L’IA générative fait l’objet d’une table ronde lors du colloque « Nouvelle vie pro » d’AEF formation, le 16 novembre à Paris.

L'intelligence artificielle en formation, aliénation ou augmentation ?

Comment intégrer l'IA (intelligence artificielle) dans les process de formation/reconversion ? Les entreprises sont-elles prêtes à appréhender les changements apportés par ces outils ? Alors que ChatGPT a séduit le grand public, la question faisait l'objet d'une table ronde lors du colloque Nouvelle vie pro d'AEF formation jeudi 16 novembre.

Par - Le 20 novembre 2023.

Force est de constater que tout dépend de la maturité des acteurs… Pour un secteur comme la banque, qui baigne dans la data et le risque depuis des décennies, c'est une évidence : Frédéric Thoral, directeur des ressources humaines de BNP Paribas Personal Finance, indique que son groupe a formé 150 managers dans le monde avec un module Data for Manager pour que chacun s'approprie les enjeux de l'IA. Un pilote, développé en Espagne, intègre l'IA en centre d'appel. « Cela revoit complètement le parcours collaborateur et le parcours client, qui nous permet aussi de démystifier l'impact de la technologie auprès de nos collaborateurs ».

Car la peur règne. Guillaume Allais, directeur général d'Alixio, filiale d'AEF qui accompagne 20 000 personnes en repositionnement professionnel par an, en convient. Sa mission première est donc de rassurer et d'expliquer : « L'IA ne détruit pas des métiers, elle détruit un certain nombre de tâches, finalement peu intéressantes. » Selon lui, les entreprises ne sont pas prêtes à licencier leur personnel, mais réfléchissent à utiliser les compétentes libérées par les outils pour des tâches à « haute valeur ajoutée ». « L'IA est un outil qui aide les personnes, notamment en centres d'appels à être plus pertinentes, à proposer des solutions plus intéressantes, à vendre un peu plus… » De quoi créer une marge concurrentielle.

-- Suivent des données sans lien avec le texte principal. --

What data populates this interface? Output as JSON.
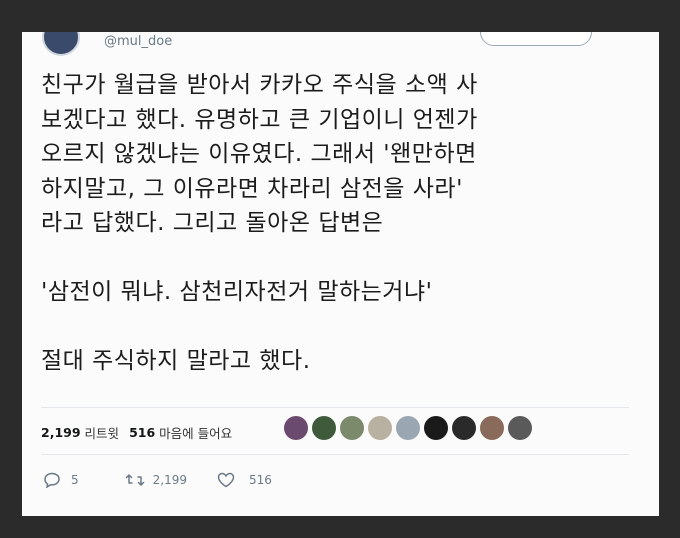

Le monde instable de l'intelligence artificielle

Le sociologue Yann Ferguson, directeur scientifique de LarborIA au ministère du Travail, de l'Emploi et de la Formation professionnelle, est moins catégorique. « L'IA générative comme ChatGPT est un système statistique qui produit de la valeur en fonction de certains types d'usage. C'est une expérimentation grand public : OpenAI récupère nos prompts pour comprendre nos utilisations... Il y a donc des compétences émergentes du côté du système comme des utilisateurs ». Un système relativement instable qui empêche de trancher : « la technologie fondatrice n'est pas fixée, et les mouvements de qualification et de déqualification ne sont pas connus. »

Déqualification des experts

D'un côté, l'IA déqualifie les experts, assure-t-il. « L'IA générative baisse le coût d'entrée dans une tâche et facilite l'accès pour celui qui veut se reconvertir. Mais celui qui maîtrise la tâche est déclassé d'une certaine façon. » Par ailleurs, l'IA peut conforter des positions acquises, pour « les métiers qui ont un niveau de complémentarité avec l'IA très important » mais en menacer d'autres qui seraient « dans une complémentarité “aliénante" ». Autre risque pour le sociologue : la discrimination. « Des outils jugent de manière non équitable et discriminatoire des travailleurs. On peut imaginer des systèmes d'IA génératives dédiés au métier d'accompagnateurs de formation qui se situeraient potentiellement dans les IA à haut risque ».

Des études diverses devraient permettre d'affiner les perceptions : la banque a lancé une grande étude sur l'impact de l'IA sur l'emploi, et BNP Paribas s'intéresse particulièrement à l'impact sur les chargés de relations clientèles. Le laboratoire IA du ministère du Travail se penche sur deux secteurs : celui des opérateurs industriels et l'industrie culturelle et créative. De toute évidence, il s'agit d'anticiper avant de s'adapter, car prévoit Guillaume Allais, « en 2024-25, il y aura une très grande accélération sur ces sujets ».